Q - Est-ce que vous pensez que l'Europe fait assez pour développer le dialogue entre l'Ouest et le monde islamique ? Est-ce que vous pensez qu'il faut aller au cas par cas et examiner les relations avec chaque pays d'une façon particulière ou est-ce qu'il faut faire plus pour avancer cet agenda américain sur le Grand Moyen-Orient ?
R - Cet agenda n'est pas le nôtre, mais, pour répondre à votre question, je relève qu'il faut faire les deux. Chaque pays est différent avec son histoire, ses traditions, ses caractéristiques. Une approche objective est nécessaire. Mais, en même temps, nous avons tous le souci d'améliorer le dialogue et de le renforcer là où il doit être renforcé entre, comme on dit maintenant, les civilisations. C'est une sensibilité particulière de l'Europe et c'est son intérêt aussi. Elle a sa responsabilité dans ce dialogue. Ses partenaires également, car, pour se parler, il faut être deux. Vous savez que la France est depuis toujours très attachée à faire progresser le dialogue des cultures et le dialogue des civilisations. L'histoire récente nous montre que nous avons intérêt à faire des efforts renouvelés pour éviter toutes les incompréhensions qui peuvent exister. Elles ne viennent pas souvent de notre part, il faut avoir la lucidité de le dire, mais notre intérêt est bien de renforcer le dialogue là où il a besoin d'être renforcé. Nous sommes au travail et je crois qu'il y a encore beaucoup à faire. La perspective globale d'un dialogue euro-méditerranéen, qui est une dimension depuis plus de 10 ans de la diplomatie européenne, nous donne les assises qui nous permettent de faire ce travail sur des bases concrètes, qui ne soient pas seulement des déclarations politiques, mais aussi des espaces de partenariat économique, culturel et évidemment politique, bien sûr.
Q - Dernière question.
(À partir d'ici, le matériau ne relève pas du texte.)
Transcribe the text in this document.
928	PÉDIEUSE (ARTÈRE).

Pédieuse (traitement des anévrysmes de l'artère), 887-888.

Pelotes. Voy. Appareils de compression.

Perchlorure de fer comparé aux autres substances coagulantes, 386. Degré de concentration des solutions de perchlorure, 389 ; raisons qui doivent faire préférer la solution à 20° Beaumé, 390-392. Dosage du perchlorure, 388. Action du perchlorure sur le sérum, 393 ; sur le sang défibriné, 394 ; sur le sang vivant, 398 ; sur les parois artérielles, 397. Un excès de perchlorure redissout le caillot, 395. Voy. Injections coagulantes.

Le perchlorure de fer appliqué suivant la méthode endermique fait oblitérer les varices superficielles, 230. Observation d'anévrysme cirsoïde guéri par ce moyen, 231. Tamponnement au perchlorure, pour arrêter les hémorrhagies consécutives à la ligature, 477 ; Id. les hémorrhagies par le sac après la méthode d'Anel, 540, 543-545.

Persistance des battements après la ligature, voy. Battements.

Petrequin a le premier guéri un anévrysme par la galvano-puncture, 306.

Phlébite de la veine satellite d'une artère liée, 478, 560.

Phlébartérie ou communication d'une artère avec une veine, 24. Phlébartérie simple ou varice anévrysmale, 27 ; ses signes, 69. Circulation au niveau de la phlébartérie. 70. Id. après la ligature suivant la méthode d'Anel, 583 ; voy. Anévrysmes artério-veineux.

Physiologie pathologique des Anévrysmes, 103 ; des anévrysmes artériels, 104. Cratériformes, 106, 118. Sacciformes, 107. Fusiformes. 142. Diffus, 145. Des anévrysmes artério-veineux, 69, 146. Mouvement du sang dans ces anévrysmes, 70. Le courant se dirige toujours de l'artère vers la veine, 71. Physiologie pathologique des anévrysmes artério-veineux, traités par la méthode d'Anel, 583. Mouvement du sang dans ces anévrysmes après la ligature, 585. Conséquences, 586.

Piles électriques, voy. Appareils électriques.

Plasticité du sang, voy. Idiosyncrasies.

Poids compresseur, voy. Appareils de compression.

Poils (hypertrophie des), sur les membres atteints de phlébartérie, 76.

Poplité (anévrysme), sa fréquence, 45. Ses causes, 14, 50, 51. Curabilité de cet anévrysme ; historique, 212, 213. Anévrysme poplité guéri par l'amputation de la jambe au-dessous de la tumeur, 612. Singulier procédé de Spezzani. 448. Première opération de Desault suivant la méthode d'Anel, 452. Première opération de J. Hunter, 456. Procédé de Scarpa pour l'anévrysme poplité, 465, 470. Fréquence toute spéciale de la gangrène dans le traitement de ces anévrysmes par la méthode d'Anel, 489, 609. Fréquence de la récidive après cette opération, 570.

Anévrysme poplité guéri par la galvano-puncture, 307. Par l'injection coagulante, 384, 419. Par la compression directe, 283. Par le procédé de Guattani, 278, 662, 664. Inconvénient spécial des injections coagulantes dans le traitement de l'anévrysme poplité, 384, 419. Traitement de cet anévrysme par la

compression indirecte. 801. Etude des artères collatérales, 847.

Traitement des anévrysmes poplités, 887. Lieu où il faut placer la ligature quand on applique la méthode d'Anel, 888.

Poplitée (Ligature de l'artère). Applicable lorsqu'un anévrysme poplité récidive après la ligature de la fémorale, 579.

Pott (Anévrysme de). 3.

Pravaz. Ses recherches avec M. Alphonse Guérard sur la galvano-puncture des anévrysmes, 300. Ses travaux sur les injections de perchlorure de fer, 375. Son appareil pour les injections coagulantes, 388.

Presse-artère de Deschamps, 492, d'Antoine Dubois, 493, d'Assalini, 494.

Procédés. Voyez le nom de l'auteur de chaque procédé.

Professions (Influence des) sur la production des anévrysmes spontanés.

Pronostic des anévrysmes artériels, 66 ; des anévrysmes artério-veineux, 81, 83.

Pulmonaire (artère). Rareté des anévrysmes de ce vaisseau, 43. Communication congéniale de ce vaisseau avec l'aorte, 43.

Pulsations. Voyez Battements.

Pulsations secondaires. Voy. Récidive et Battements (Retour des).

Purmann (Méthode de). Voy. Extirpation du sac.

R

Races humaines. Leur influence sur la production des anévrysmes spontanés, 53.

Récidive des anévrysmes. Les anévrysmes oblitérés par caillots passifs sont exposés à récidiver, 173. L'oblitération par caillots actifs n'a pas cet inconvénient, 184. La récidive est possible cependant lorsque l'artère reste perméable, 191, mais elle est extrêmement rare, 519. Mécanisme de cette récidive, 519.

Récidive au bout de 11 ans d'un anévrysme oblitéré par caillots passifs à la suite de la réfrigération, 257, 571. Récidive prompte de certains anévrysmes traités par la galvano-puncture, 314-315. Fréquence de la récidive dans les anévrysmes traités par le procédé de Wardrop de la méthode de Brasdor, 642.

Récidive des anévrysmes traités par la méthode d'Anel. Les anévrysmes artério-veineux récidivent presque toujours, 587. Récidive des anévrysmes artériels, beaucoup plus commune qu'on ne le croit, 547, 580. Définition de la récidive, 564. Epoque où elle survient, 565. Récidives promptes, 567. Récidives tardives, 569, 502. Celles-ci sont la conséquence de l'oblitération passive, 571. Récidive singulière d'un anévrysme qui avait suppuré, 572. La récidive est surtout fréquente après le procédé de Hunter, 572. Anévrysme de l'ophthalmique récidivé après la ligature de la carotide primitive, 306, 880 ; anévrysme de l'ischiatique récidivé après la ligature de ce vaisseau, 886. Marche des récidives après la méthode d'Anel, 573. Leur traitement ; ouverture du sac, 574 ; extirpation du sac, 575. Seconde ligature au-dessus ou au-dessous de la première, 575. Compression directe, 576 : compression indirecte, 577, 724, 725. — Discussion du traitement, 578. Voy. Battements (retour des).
Depuis le référendum français on entend de moins en moins parler de cette option de coopération renforcée au sein de l'Union européenne des noyaux durs, des pays qui avanceront à leur propre rythme dans cette Union européenne. Est-ce que c'est devenu un sujet tabou ou sur quoi pourrait porter ce genre d'avancement ?
R - Non, c'est une possibilité qui existe, qui demeure et qui est reconnue d'ailleurs dans les traités européens depuis plusieurs années. Mais depuis un an, il est vrai que nous mettons tous nos efforts, toute notre énergie à essayer de faire que les Européens se retrouvent et travaillent tous ensemble. Vous savez que le contexte n'est pas facile. La priorité de notre action européenne c'est d'abord d'essayer de restaurer un esprit collectif européen, de faire que, sujet par sujet, nous puissions prendre le plus de décisions positives et concrètes pour l'avenir de nos pays et de nos peuples et qui renforcent l'efficacité de l'Europe. C'est le meilleur moyen, encore une fois, de faire progresser l'attachement à l'Union européenne. C'est ce qui nous a un peu manqué. C'est la raison pour laquelle c'est d'abord là où nous travaillons.